Jakarta, KomentarNews – Sejumlah kebiasaan yang dilakukan sepanjang hari dapat berpotensi memberikan tidur malam terbaik. Direktur Sleep Disorder Center di NYC Health + Hospitals/Kings County, Dr. Samir Fahmy, mengatakan bahwa tidur berkualitas tinggi bukanlah peristiwa yang terisolasi di malam hari, melainkan hasil dari keselarasan ritme sirkadian, pengaturan perilaku, dan kontrol lingkungan sepanjang hari.
“Bagi dokter maupun pasien, fokusnya harus bergeser dari ‘bagaimana tidur lebih baik di malam hari’ menjadi ‘bagaimana mengatur hari Anda untuk mengoptimalkan tidur’,” kata Samir, seperti dilansir New York Post, Jumat (17/4/2026).
06.30 – 08.00 Pagi: Bangun Konsisten, Cari Cahaya Alami
Kebiasaan pertama adalah bangun pada waktu yang sama setiap hari, bahkan saat akhir pekan, untuk menjaga ritme biologis 24 jam tetap stabil. “Variasi satu hingga dua jam saja dapat menggeser waktu produksi melatonin dan menurunkan efisiensi tidur,” jelas Fahmy. Setelah bangun, paparan cahaya alami dalam 30-60 menit sangat dianjurkan. “Cahaya luar ruangan (bahkan saat mendung) jauh lebih kuat daripada pencahayaan dalam ruangan dan terbukti membantu mempercepat waktu untuk tertidur serta memperbaiki suasana hati,” imbuhnya.

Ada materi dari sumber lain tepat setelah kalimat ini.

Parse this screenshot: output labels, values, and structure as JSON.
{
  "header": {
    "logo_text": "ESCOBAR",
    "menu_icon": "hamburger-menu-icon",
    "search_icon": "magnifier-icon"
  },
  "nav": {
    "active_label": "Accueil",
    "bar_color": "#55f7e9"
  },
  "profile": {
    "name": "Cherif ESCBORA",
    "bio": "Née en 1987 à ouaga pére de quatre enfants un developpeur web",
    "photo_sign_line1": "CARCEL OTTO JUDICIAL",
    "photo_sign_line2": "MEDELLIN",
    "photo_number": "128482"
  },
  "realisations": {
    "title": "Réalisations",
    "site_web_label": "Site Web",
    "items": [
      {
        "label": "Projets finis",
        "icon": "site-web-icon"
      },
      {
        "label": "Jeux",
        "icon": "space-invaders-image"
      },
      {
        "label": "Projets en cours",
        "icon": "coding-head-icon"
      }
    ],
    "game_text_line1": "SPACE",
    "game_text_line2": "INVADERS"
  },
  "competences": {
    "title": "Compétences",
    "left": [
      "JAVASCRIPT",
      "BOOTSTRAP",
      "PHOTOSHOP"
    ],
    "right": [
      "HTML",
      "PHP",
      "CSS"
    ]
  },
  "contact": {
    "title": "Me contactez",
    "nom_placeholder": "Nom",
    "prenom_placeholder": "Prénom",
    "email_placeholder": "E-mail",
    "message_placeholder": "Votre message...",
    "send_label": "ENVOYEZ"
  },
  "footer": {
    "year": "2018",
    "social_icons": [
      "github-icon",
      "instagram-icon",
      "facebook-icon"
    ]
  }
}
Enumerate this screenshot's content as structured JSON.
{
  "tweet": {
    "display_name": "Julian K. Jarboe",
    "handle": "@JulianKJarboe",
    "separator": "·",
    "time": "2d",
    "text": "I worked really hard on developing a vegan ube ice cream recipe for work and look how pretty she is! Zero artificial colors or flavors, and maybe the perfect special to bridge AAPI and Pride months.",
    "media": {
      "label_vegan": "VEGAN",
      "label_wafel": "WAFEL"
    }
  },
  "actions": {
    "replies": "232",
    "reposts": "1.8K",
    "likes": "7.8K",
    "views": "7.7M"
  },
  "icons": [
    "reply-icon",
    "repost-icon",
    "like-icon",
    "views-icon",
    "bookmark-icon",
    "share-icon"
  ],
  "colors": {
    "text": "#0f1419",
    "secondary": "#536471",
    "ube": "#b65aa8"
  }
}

08.00 – 12.00 Siang: Waktu Terbaik Minum Kopi
Jika menyukai kopi, inilah waktu yang tepat. Kafein membantu menjaga kewaspadaan, tetapi dapat mengganggu tidur jika dikonsumsi terlalu sore. “Dengan waktu paruh sekitar lima hingga tujuh jam, konsumsi kafein sebaiknya dihentikan antara pukul 12.00 hingga 14.00 untuk meminimalkan gangguan tidur malam,” kata Fahmy.
12.00 – 19.00 Sore: Olahraga Setelah Tengah Hari, Makan Terakhir Jangan Larut Malam
Fahmy menyarankan berolahraga setelah tengah hari. “Olahraga intensitas sedang hingga tinggi paling baik dilakukan pada sore hingga awal malam (sekitar pukul 16.00–19.00), saat suhu tubuh dan performa fisik mencapai puncaknya,” ujarnya. Setelah olahraga, konsumsilah makan terakhir. “Makan larut malam dikaitkan dengan gangguan metabolisme glukosa dan dapat menunda sekresi melatonin. Idealnya, makan terakhir dilakukan setidaknya dua hingga tiga jam sebelum tidur,” jelas Fahmy.
19.00 – 22.30 Malam: Rutinitas Tenang, Kamar Sejuk dan Gelap
Fahmy merekomendasikan “rutinitas penenangan yang terstruktur” selama 30-60 menit, termasuk meredupkan lampu, menghindari layar biru, membaca, peregangan, atau mindfulness. Sebelum tidur, pastikan lingkungan kamar sejuk (suhu 15–19 derajat Celcius), gelap, dan tenang. “Kegelapan sangat penting untuk produksi melatonin alami. Kebisingan harus diminimalkan atau disamarkan (misalnya dengan white noise), dan tempat tidur harus mendukung kenyamanan suhu tubuh,” ujar Fahmy.
Pakar Tidur Indonesia: Panduan Ini Sangat Ilmiah dan Aplikatif
Dokter spesialis saraf dari Rumah Sakit Cipto Mangunkusumo (RSCM), Dr. Eva Sri Diana, Sp.S, menilai panduan ini sangat ilmiah dan mudah diterapkan. “Kunci utama adalah konsistensi ritme sirkadian. Banyak pasien insomnia yang saya tangani justru tidak disiplin dengan jam bangun dan paparan cahaya pagi. Panduan Dr. Fahmy ini bisa menjadi rujukan praktis bagi masyarakat umum,” ujar Eva.